Probably one of the most widely used probabilistic data structure is the Bloom filter. Basically a Bloom filter is used to test whether an element is member of a set in a very memory efficient way. Because of the probabilistic nature of a Bloom filter, false positives are possible (but false negatives are not). This mean testing for the inclusion of an element will report it as being part of the set when it is not, statistically within a known error rate. There are several very good articles on the subject of Bloom filters which explain in great length everything there is to know about Bloom filters. See the references section for more info.
When dealing with unbounded data streams, standard Bloom filters are not of much help because they are built using a static structure based on the required filter capacity and false positives error rate. In fact, a Bloom filter is initialized using two parameters, m and k where m in the total number of positions (or bits for standard filters) and k the numbers of hashing functions used for each element. A simple formula can derive optimal m and k values for a required filter capacity and error rate. For example, for a filter capacity of 1000 elements and an error rate of 0.1%, 14378 positions (m) and 10 hash functions (k) are required.
With data streams the question usually is for how long do we need to accumulate data. If you can estimate the average throughput of the stream you can estimate how much data you will need to work with for the required period. We will call it the data TTL.
My first idea for Bloom filters with unbounded data streams was to use a filter ring of N+1 filters where each filter would hold data for a period of TTL/N. The extra +1 filter would be for the overlap to insure elements would not expire before the required TTL. At each TTL/N period the oldest filter would be reset and used as the new current, most recent filter.

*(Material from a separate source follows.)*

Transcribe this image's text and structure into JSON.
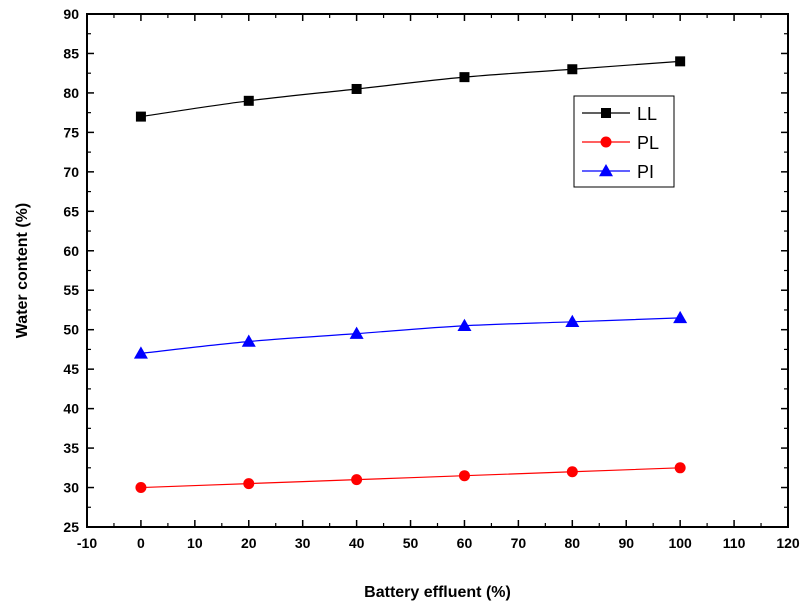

Elements would always be inserted in the current filter and lookups would require testing for inclusion in the N+1 filters. This method is simple by design but requires N+1 lookups. In a dedupping scenario where each element must be tested, this may be a problem. An advantage of this design is that it would be possible to trigger the filter rotation upon reaching the current filter capacity thus preserving the required error rate at the expense of having a dynamic TTL.
Ilya Grigorik’s post Flow Analysis & Time-based Bloom Filters and the Stable Bloom Filters paper inspired this idea of a time-based continuous filter. Attaching a TTL to each element of the filter is a good proposal but the challenge is how to encode the TTL in a space efficient way and how to actually track time and expire elements. My target was to see if I could come up with a solution by using 4 bits or less per filter position. Ideally the number of bits must be a power of 2 to avoid padding in our bit vector. 2 bits seemed too small, leaving 4 bits as the next smallest size.
The rotating filters idea actually lead to the idea of encoding time in a round robin clock of 15 positions, that’s the 4 bits 16 position less the 0 value reserved for the unset value. The internal clock resolution is set to half of the required TTL (resolution divisor of 2); the clock ticks every TTL / 2. The current time is the current clock tick modulo 15. The total time of our internal clock is 15 * (TTL / 2).
We keep track of TTLs by writing the current time in the key k positions when inserting in the filter. When doing a key lookup if the interval between the current time and the inserted time value (elapsed time) at any of the k position is greater than 2 (resolution divisor) we know this key is expired. Any expired position is reset to zero.
For example, in a filter using 3 hash functions, X is inserted at 4, Y inserted at 9 (overwriting one of X’s position). A lookup for X is made at 11. In two of X position, elapsed time is 11 - 4 = 7 which is longer then the resolution divisor of 2. X is reported as not found and the two expired positions are reset to zero.